Derivation of a fatigue damage law for an adhesive from in-situ bending tests

Abstract

The adhesives used for the attachment of electronic components to space boards should withstand harsh vibrations of the space launch, which requires their characterization in fatigue. The present study investigates Ablestik 8-2 epoxy adhesive within this context. Novel adhesive test assemblies were devised, which consist of a rigid ceramic component bonded to a resonant flexible epoxy-fibreglass (E-glass) support. Cantilever and square E-glass supports produced uniaxial and biaxial bending, respectively. The in-situ fatigue tests, conducted on batches of uniaxial/biaxial bending adhesive assemblies, led to distinct data sets of maximum support deflection versus the number of cycles to crack initiation/total failure. The derivation of an intrinsic fatigue damage law of the adhesive relied on the substitution of deflection by the maximum principal strain of each adhesive point while keeping the Basquin’s form.
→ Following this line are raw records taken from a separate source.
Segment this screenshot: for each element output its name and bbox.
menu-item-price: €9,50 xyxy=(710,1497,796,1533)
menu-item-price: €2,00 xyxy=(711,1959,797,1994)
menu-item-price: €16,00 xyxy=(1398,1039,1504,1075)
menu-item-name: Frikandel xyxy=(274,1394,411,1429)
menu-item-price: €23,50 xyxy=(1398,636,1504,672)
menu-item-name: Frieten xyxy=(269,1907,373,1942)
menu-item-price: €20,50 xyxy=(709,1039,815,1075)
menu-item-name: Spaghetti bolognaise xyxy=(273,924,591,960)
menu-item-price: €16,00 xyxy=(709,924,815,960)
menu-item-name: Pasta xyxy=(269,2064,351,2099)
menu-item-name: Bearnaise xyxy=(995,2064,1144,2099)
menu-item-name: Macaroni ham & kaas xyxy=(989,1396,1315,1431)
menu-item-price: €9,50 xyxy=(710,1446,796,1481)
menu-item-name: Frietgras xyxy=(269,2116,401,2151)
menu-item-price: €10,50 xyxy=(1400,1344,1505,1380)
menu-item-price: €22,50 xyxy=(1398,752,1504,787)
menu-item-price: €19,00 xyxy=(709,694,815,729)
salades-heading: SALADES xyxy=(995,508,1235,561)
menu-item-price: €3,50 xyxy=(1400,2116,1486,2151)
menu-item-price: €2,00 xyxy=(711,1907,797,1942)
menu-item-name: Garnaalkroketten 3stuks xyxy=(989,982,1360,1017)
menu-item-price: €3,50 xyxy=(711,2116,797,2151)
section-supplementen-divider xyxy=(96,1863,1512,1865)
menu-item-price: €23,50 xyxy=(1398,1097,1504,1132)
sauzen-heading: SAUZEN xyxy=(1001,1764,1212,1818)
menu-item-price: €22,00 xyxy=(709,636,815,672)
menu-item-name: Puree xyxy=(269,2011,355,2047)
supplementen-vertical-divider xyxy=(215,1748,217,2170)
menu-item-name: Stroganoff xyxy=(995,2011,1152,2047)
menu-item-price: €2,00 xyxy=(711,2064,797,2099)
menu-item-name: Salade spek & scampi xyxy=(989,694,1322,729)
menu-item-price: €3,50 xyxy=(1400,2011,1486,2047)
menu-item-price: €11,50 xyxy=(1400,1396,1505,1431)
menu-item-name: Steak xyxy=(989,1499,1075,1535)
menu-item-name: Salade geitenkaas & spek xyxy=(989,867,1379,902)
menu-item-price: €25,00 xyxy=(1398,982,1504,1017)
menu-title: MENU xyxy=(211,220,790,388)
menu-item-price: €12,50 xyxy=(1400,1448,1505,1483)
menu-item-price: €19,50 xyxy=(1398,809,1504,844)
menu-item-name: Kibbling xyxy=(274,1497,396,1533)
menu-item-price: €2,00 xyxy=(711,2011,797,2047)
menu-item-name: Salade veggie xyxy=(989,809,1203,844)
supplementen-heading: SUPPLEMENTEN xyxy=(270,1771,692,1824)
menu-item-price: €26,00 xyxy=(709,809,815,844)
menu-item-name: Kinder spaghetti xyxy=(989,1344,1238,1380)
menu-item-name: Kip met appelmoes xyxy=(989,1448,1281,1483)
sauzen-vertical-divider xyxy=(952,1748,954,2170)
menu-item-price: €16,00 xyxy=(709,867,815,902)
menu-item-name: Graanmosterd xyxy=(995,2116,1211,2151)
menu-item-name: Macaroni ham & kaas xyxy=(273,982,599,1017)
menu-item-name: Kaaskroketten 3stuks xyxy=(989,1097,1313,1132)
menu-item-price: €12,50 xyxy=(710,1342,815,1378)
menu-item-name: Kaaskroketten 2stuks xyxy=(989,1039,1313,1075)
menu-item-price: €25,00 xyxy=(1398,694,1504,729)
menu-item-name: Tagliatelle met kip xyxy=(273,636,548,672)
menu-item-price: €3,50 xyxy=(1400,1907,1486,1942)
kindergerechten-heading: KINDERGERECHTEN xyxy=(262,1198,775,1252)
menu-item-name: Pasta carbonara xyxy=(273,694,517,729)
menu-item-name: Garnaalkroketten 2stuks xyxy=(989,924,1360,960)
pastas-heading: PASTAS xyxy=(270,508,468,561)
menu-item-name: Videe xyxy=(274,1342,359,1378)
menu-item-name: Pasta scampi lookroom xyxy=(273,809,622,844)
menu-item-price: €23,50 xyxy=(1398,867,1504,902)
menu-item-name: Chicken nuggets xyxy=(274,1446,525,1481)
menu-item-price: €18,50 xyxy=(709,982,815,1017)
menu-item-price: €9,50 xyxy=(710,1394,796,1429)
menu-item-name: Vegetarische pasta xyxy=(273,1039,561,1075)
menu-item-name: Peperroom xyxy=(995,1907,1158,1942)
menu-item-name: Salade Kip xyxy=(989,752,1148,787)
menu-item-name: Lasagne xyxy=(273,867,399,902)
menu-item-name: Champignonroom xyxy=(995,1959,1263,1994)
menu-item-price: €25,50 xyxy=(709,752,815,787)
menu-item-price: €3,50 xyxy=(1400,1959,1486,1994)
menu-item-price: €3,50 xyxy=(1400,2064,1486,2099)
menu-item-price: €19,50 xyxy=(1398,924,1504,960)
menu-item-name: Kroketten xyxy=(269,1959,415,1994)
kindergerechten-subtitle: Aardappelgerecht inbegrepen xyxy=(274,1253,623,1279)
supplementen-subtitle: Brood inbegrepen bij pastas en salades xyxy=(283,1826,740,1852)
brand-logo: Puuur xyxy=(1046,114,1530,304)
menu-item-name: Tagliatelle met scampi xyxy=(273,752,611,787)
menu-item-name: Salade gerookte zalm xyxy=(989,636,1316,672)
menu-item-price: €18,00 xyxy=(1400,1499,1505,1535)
In so doing, the adhesive strain was computed from finite element models of test assemblies built and simulated under Abaqus. The adhesive layer was meshed by cohesive elements created through a Fortran user-element subroutine coupled to Abaqus. The subroutine incorporated an already validated static damage together with the strain-based fatigue damage law sought. The retained Basquin’s fatigue damage law has undergone calibration against uniaxial bending test data and validation by biaxial bending test data.